A 1958 high school graduate, Delyea spent a year at the now-defunct College of St. Theresa in Winona, Minn., before leaving school and marrying her first husband, Bob Gigeay. The marriage was short-lived, and after the divorce she moved to Bloomington to work as a school secretary, during which time she met John Delyea, a U.S. Air Force veteran who worked for the Social Security Administration.

John Delyea’s work brought the couple to New England, and they were married in 1968 while living in Framingham, Mass. They moved eight times in eight years to support John Delyea​​​​​​​’s career, including a stop in Auburn, Maine, where Jacques and Guy were born.

The family settled in 1976 in Montpelier, where hints of Delyea’s future as a caretaker emerged in the form of large neighborhood parties for kids.

“Instead of a sandbox, we had a big sandpile out back, and there would always be 5 or 6 kids over,” Jacques Delyea said. “She would always bring out Kool-Aid and snacks. If there was ever a fight among us kids, she would play the peacekeeper. She was very engaged.”

Delyea became the manager of the Montpelier Elks Club and, later, worked in sales at the Tavern Motor Inn, now Capital Plaza Hotel. John, part of a community acting troupe, and Charlotte were quite active socially, her sons said, attending outings to sing and dance.

At home, the Delyeas maintained a large music collection and always had something playing, and Charlotte’s love of song and dance remained strong over the years.

“The day she died, her sister was over and thought she might need a drink and asked her what she wanted,” Jacques Delyea recalled. “My mom answered, ‘To dance. I want to dance.’ ”

The Delyeas became first-time homeowners when they purchased the house in Randolph in 1986, welcoming in Lussier, an adult with Down Syndrome and other mental health issues, the following year. While Delyea was only four years older than Lussier, a mother-son dynamic soon emerged.

“He had grown up around men who swore a lot, and was pretty rough around the edges,” Jacques Delyea said. “My mom, I think was pretty much an enforcer and a pain in his (behind) at first, but over the course of about 10 years, he became a really sweet guy, to the point where he actually helped take care of my grandmother when she was here with us.”

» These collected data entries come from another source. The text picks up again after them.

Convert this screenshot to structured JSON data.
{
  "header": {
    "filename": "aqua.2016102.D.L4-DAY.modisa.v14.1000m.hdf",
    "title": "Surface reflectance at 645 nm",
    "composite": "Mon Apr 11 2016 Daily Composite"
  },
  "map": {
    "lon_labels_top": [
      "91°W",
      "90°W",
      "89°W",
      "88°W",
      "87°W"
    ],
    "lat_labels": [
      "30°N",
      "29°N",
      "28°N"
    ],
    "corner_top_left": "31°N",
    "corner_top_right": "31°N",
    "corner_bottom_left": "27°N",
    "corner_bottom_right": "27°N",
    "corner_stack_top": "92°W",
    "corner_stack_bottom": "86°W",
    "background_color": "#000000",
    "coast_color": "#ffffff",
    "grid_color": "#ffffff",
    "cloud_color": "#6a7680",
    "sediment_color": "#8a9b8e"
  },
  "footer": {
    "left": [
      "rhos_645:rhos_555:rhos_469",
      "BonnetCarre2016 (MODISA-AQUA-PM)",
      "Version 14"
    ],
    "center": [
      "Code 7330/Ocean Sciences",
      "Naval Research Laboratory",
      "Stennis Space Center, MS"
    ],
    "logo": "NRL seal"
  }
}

Some of Delyea’s ​most cherished time to herself came while tending to her flower garden near the house’s back door facing Salisbury Street, a ritual she maintained even while undergoing cancer treatment.

“It was her way of connecting with the earth,” Jacques Delyea said. “A lot of neighbors got to know her that way. Since she died, I’ve had people say they loved talking to my mom when she was out working on the garden.”

Of the 15 or so people who stayed at her home over the years, Delyea maintained a relationship with almost all of them.

“Save for one, they all either come by regularly or stop by out the of blue,” Jacques Delyea said. “They will always be connected. They will always be family.”